To improve facility ratings and become a shipper of choice, transportation teams need to understand the underlying causes of low ratings. In Convoy’s research, shippers tend to be downrated for many of the same reasons, with long wait times, poor communication, and subpar facilities leading to lower facility scores.
Reducing dwell time is the single most important thing shippers can do in order to improve their facility ratings. Convoy found that 84% of five-star ratings cite short dwell as the top reason for the positive rating, while 82% of lower ratings cite long dwell as the top reason for the negative rating. In fact, every additional hour of dwell time, on average, decreases facility scores by 0.2 points on the five-point scale.
Good communication — specifically, clear instructions and respectful interactions — is cited as the second-largest factor for driving facility ratings. Facility condition came in third place.
To get a better understanding of the factors affecting their scores, shippers can access detailed facility trend data that’s automatically generated by digital carriers like Convoy. That data — combined with custom analyses and conversations with carriers — can then be used to address the root causes of facility inefficiencies.
With data from at least 80 loads per facility per year, shippers can get a statistically significant view of individual facility performance and also benchmark their facilities against each other to see which are their top and bottom performers. Additionally, they can see how their facilities stack up against other shippers in their industry or geographic region.
Collaborating to Understand Low Ratings
Convoy recently worked with a Fortune 500 manufacturer to pinpoint problems and optimize operations at one of its largest facilities. The company was experiencing high detention costs due to long dwell times on their drop-and-hook loads.
At the time, carriers rated this facility 3.5, landing it in the bottom 5% across Convoy’s network. Their reviews hinted at broader scheduling and operational issues.
When Convoy’s shipper insights team compared drivers’ actual transit times to their appointment times, they quickly uncovered the problem: Drivers were arriving so early for their appointment times that they were waiting hours to unload.

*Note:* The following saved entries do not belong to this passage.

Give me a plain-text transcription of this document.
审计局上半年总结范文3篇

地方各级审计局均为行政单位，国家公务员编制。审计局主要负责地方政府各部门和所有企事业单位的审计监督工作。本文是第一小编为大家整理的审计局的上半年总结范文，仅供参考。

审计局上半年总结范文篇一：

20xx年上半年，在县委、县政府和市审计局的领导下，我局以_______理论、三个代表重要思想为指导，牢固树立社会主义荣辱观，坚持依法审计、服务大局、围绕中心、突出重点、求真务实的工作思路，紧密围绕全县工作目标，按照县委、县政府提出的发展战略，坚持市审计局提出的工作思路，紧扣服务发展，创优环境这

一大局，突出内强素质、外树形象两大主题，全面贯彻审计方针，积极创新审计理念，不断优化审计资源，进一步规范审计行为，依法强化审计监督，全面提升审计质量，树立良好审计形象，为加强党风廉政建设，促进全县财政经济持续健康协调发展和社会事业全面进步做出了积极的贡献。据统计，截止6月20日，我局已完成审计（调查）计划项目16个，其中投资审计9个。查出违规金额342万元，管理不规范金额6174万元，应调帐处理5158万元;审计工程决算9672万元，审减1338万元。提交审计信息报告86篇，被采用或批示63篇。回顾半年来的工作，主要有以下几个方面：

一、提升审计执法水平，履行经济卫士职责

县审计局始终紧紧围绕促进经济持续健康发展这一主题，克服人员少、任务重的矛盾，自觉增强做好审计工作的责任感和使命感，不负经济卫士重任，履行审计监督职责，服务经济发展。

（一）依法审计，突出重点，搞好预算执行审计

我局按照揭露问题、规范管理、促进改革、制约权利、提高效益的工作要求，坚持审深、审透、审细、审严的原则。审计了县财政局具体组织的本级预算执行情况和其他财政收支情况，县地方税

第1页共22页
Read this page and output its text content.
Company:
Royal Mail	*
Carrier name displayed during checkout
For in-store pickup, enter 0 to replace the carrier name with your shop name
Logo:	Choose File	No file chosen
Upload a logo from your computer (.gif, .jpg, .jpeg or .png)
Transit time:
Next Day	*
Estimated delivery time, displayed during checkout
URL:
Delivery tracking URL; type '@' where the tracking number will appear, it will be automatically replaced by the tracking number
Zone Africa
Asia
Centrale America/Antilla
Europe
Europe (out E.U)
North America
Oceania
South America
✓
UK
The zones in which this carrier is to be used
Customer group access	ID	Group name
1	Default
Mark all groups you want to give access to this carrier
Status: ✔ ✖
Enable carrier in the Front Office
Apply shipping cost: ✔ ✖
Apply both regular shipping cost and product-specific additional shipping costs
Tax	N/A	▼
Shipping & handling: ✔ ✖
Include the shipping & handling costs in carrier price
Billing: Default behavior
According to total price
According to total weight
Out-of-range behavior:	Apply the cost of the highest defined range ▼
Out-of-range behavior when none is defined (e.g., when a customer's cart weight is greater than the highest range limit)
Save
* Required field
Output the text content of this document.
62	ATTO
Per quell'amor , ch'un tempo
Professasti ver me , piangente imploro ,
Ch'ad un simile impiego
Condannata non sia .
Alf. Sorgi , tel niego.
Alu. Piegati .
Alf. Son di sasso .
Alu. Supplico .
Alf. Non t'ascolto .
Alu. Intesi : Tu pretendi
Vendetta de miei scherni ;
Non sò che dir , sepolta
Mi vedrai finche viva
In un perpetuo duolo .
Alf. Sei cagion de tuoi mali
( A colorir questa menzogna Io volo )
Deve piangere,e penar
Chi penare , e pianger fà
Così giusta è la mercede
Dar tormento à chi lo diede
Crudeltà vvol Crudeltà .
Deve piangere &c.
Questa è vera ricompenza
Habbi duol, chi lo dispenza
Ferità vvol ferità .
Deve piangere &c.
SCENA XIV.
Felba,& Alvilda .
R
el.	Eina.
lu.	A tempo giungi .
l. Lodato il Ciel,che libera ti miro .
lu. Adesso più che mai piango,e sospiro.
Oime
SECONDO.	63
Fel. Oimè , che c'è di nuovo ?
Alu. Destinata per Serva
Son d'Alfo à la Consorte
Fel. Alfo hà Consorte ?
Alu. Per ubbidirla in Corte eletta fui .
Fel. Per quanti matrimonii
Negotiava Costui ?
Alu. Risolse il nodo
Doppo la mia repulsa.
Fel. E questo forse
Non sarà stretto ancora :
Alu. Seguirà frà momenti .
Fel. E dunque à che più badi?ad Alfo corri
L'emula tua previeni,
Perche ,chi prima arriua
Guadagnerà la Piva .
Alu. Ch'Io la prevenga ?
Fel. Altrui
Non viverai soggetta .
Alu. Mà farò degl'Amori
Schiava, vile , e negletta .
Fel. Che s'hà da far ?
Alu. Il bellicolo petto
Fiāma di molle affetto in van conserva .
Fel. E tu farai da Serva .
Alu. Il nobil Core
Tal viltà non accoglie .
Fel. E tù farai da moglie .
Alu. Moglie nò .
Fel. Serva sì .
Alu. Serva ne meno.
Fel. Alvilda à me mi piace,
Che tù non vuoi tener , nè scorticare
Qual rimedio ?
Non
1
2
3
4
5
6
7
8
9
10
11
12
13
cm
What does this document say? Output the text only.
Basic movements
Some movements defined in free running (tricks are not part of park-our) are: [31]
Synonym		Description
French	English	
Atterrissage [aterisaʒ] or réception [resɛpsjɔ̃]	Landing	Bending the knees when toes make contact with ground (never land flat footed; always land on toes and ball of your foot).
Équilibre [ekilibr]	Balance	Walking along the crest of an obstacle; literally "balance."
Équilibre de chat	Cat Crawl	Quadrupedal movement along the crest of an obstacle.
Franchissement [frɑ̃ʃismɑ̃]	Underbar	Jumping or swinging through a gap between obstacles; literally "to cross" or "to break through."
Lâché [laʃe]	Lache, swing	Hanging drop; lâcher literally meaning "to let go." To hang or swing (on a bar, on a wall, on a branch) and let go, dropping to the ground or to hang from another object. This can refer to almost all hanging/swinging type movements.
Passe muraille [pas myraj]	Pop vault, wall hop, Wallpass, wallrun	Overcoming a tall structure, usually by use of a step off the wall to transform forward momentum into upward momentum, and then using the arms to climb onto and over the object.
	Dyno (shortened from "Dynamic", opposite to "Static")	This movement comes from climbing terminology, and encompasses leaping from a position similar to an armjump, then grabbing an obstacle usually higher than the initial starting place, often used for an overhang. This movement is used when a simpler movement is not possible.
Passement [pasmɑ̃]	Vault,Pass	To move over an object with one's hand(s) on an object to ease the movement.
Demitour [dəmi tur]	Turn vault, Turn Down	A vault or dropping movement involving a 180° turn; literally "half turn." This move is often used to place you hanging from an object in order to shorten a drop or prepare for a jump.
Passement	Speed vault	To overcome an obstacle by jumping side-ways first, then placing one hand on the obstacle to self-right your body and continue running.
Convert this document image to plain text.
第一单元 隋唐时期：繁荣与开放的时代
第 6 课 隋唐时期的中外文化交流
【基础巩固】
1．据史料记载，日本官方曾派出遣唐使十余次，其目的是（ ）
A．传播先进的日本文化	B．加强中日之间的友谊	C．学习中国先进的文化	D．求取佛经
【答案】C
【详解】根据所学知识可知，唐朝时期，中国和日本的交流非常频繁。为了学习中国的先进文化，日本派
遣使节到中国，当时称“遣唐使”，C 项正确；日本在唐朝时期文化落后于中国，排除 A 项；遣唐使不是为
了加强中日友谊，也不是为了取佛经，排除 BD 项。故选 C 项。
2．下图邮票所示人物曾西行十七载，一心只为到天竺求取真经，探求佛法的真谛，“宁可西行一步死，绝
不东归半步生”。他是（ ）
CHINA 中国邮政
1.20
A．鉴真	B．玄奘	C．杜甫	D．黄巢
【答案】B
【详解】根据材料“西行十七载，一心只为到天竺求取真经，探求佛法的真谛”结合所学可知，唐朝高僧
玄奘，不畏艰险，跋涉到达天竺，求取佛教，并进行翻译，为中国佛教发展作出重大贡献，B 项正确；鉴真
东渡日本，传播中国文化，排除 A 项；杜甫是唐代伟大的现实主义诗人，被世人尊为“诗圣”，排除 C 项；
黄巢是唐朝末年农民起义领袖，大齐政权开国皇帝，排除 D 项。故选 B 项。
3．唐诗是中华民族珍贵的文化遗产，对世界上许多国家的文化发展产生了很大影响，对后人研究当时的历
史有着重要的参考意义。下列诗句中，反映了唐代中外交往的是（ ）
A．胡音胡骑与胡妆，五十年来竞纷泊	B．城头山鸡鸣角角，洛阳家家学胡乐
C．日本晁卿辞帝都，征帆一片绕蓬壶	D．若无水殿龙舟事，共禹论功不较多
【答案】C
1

“For instance, a driver would pick up a shipment at 9 a.m. and arrive at the manufacturer’s facility around 12:30 p.m. — but the delivery appointment time wasn’t until 6 p.m. The driver held onto the trailer for close to six hours longer than necessary,” according to a recent Convoy case study. “In these cases, drivers don’t get the most out of their full 11 hours of service, which hurts their productivity and reduces their earnings. The result: negative facility ratings and reviews, higher truck costs and higher accessorial costs.”
Convoy provided lane-by-lane transit recommendations that the manufacturer’s 3PL now executes, leading to significant improvements across the company’s operations. The manufacturer saw a 53% reduction in excess transit time, a 60% reduction in pickup dwell time, a 22% reduction in truck costs and a shocking 70% reduction in detention costs.
These operational improvements also drove the facility rating up from 3.5 to 4.4, taking it from one of the lowest rated facilities to above average.
Better Data Benefits Both Shippers and Carriers
As digital carriers continue to gather shipment data at an accelerating rate, shippers stand to benefit from the ability to identify performance trends and anomalies. By systematically addressing inefficiencies at the facility level using a combination of self-service tools and in partnership with digital carriers, shippers can improve their team’s productivity, increase operational performance, and ultimately drive down their transportation costs.
As facility performance improves, carriers benefit as well, creating a virtuous cycle. Positive carrier experience increases the likelihood of carriers returning to a given facility. Repeat carriers drive higher quality, more consistent performance. And higher performance results in positive ratings and reviews, increasing shippers’ access to capacity.